Bank of England Pushes Interest Rates Lower
In an announcement made on Thursday, the Bank of England outlined a series of measures intended to buffer the country’s economy during the unstable period many analysts believe awaits it following the UK’s decision to secede from the European Union. These measures included a further decrease in the country’s already lowered interest rates and a massive program of bond purchases of both public and private bond issues to stimulate economic growth.
The most drastic measure of the new program is a reduction of UK interest rates from the current 0.5 percent to 0.25 percent, coinciding with a comment by Bank of England Governor Mark Carney that the rates could be pushed even lower if needed. The new interest rate is accompanied by a policy of lending directly to smaller banks issuing loans to consumers, which is intended to make the new lower interest rate available to those taking out loans for small businesses, homes, automobiles and other expenses. According to Mr. Carney, banks that fail to pass on the savings from the lowered interest rate will be subject to a financial penalty from the Bank of England.
In addition to lowering interest rates, the UK’s central bank also announced that it would be purchasing roughly £60 billion of government bonds and £10 billion in private sector bonds to stimulate growth and investment in the coming months. The majority of the capital injected into the economy through the private bond purchases is expected to go into service and manufacturing sector firms, with financial firms ineligible to receive cash injections through the program.

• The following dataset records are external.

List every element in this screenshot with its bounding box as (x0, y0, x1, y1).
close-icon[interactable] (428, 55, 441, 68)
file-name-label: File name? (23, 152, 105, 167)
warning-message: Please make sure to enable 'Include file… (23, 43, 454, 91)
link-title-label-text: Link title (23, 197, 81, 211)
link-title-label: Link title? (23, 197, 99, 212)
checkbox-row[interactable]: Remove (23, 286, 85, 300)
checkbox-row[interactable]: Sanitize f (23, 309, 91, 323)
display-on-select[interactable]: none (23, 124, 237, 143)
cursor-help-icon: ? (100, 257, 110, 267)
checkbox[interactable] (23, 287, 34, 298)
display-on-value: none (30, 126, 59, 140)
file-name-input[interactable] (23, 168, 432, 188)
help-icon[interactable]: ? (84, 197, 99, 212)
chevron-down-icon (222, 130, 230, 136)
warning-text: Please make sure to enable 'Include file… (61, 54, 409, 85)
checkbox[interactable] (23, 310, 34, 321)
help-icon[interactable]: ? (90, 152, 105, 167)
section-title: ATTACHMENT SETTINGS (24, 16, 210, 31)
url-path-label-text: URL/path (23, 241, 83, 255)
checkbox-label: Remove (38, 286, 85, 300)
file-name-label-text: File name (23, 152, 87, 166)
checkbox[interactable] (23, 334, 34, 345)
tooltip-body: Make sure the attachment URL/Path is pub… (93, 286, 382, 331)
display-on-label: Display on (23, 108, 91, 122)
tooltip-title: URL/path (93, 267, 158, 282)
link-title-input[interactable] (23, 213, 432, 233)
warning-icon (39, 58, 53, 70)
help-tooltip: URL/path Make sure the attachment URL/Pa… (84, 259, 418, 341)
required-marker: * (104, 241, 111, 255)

The new stimulus program is the Bank of England’s response to projections of both high inflation rates and a possible recession linked to the falling value of the GBP. As the economy and currency markets adjust to the effects of a British exit from the European tariff free zone, the value of the country’s currency is expected to continue to trend downward. With the new stimulus, however, the central bank hopes to create a counterbalance to that effect, staving off the worst possible outcomes of a potential Brexit-based recession.